Sadly, for older stroke victims like Bernard Dobson, extensive
rehabilitation is not an option; but it was still a proper
objective for health and social services to help him enjoy to the
full his remaining powers in the later years of his life.
The cost of the package Bernard needed cannot, of course, be
overlooked. To allocate such substantial resources to one person’s
care may have deprived others. But who could say that this was not
money well spent? Cost-splitting in such situations remains
absurdly ambiguous.
There was little serious risk involved in Bernard’s going home
rather than into residential care.
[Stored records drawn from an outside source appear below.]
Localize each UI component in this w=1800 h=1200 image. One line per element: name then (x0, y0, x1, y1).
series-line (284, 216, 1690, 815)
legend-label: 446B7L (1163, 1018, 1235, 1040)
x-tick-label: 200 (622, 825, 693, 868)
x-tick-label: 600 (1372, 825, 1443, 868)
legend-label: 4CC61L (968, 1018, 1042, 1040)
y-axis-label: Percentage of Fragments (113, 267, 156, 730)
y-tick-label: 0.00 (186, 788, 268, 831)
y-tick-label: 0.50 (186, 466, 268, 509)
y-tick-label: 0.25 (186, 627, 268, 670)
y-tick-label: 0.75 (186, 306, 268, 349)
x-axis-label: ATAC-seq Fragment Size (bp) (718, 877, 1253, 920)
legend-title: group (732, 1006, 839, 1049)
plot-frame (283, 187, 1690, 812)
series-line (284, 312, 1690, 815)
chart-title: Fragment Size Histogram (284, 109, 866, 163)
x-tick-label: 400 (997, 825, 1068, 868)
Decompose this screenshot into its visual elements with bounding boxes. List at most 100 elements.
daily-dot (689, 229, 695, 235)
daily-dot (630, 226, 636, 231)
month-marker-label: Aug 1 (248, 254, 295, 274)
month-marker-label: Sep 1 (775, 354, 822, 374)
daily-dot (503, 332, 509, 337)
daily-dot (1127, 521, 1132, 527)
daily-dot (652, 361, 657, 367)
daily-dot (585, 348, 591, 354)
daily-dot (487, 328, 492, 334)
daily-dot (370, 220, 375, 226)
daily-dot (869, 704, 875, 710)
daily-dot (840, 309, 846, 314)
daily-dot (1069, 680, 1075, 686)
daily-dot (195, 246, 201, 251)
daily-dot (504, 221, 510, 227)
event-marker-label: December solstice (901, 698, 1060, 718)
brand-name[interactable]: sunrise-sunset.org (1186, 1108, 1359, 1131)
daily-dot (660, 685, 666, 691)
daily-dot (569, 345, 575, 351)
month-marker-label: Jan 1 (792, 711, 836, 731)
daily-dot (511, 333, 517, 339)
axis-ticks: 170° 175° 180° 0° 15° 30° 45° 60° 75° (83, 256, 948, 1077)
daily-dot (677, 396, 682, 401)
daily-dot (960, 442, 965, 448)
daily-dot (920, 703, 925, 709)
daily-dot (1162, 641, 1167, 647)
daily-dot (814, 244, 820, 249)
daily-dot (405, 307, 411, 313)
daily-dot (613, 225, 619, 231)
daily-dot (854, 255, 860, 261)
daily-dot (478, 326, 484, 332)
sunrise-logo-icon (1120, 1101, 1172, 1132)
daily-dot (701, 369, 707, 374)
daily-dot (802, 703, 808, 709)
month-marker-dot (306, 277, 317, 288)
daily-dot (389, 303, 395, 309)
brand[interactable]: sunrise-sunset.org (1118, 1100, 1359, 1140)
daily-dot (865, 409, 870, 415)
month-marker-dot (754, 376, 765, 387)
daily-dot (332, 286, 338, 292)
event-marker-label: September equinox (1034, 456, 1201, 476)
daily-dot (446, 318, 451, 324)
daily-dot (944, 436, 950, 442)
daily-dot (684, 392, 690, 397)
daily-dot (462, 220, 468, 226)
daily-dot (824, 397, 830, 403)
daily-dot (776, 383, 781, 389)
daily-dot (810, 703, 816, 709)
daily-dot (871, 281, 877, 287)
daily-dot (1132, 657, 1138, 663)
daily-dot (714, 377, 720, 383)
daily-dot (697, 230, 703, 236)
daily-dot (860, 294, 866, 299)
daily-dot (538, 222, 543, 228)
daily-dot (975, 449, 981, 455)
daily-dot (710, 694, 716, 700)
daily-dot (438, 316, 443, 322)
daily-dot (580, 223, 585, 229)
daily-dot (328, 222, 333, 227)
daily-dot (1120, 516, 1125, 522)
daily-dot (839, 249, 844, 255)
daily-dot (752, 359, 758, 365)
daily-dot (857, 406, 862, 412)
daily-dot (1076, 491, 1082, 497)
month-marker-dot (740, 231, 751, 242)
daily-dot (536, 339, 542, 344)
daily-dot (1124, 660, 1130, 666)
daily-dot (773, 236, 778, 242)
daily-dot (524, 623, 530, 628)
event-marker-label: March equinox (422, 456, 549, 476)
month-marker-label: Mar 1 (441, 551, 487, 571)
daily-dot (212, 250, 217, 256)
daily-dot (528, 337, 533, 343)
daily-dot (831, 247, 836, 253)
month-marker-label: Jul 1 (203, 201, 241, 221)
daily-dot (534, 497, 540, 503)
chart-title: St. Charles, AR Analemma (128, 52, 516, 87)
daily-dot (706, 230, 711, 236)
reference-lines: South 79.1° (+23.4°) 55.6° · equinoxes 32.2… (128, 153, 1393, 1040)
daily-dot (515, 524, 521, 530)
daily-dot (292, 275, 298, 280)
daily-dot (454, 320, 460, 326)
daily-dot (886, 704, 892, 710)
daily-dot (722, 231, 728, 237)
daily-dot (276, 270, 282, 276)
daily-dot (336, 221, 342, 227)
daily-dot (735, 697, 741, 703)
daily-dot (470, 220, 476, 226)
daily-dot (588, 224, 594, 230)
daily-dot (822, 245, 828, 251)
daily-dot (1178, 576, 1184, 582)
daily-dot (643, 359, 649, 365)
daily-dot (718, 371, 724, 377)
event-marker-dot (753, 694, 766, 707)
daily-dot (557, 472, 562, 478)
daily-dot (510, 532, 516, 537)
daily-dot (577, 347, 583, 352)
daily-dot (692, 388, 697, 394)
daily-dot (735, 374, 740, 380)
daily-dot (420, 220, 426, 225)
But Olive sounds like the ideal
carer, with relevant work experience, immense energy, admirable
determination, the capacity to accept and work with professional
help and – critically important – the realism to acknowledge that
the situation might have had to be reviewed if circumstances
changed. Their bungalow and garden provided an almost
purpose-designed environment for care. Inspired by these factors,
practitioners like the technician and the domiciliary care workers
pulled out all the stops. Full marks!